# iPhoto Stopped Working



## Patce (Sep 6, 2010)

My MacBook is 2 1/2 yrs old & have never had a problem.To say I'm not 
at all good at solving problems is an under statement.

Last wk, iPhotos just stopped.I finally got a pop up saying the classic version is no longer supported.

Now what? Is there soft ware needing to be down loaded?  I'd appreciate any help you have to offer. PL


----------



## Sandpiper (Oct 28, 2008)

I'm _guessing_ that you need to install  iLife '11. It includes an updated version of iPhoto. It was never a free update.

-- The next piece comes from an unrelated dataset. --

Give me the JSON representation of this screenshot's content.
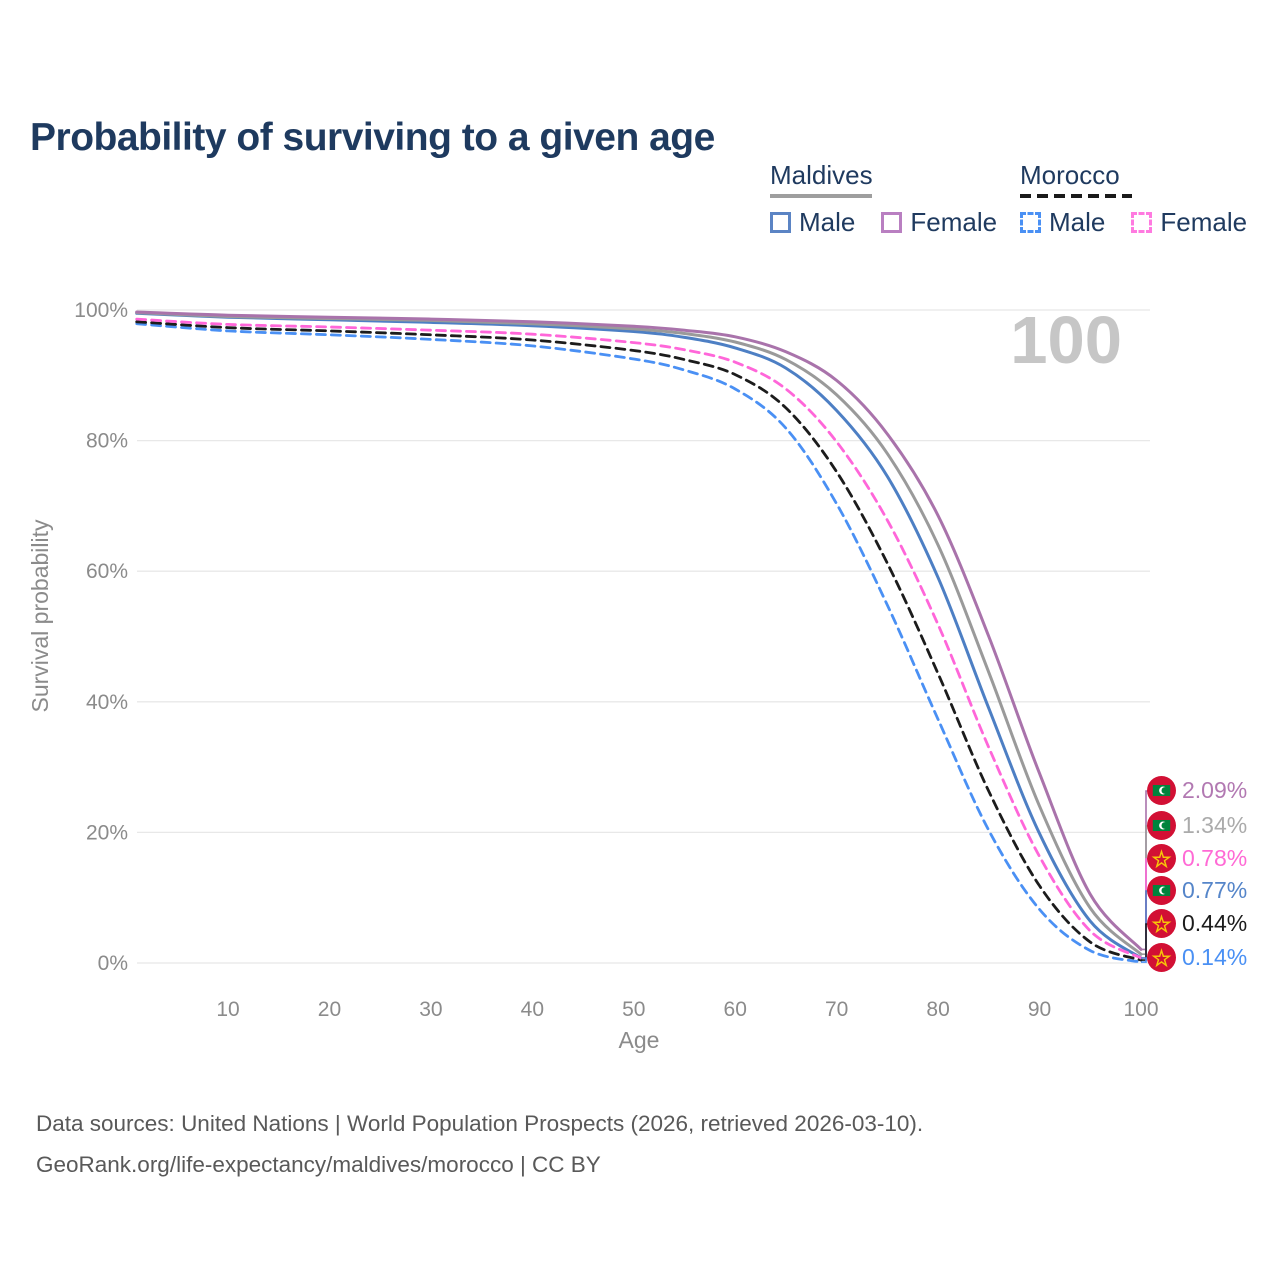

Are you near an Apple Store or do you have AppleCare? If you bought AppleCare when you bought your MacBook, it's an additional two years making a total of three.


----------



## Patce (Sep 6, 2010)

Thanks. I'm thinking it might be time for a new MacBook one of these days.Tried to talk myself into going with iPad,but think the MacBook works best for me. PL



Sandpiper said:


> I'm _guessing_ that you need to install  iLife '11. It includes an updated version of iPhoto. It was never a free update.
> 
> Are you near an Apple Store or do you have AppleCare? If you bought AppleCare when you bought your MacBook, it's an additional two years making a total of three.


----------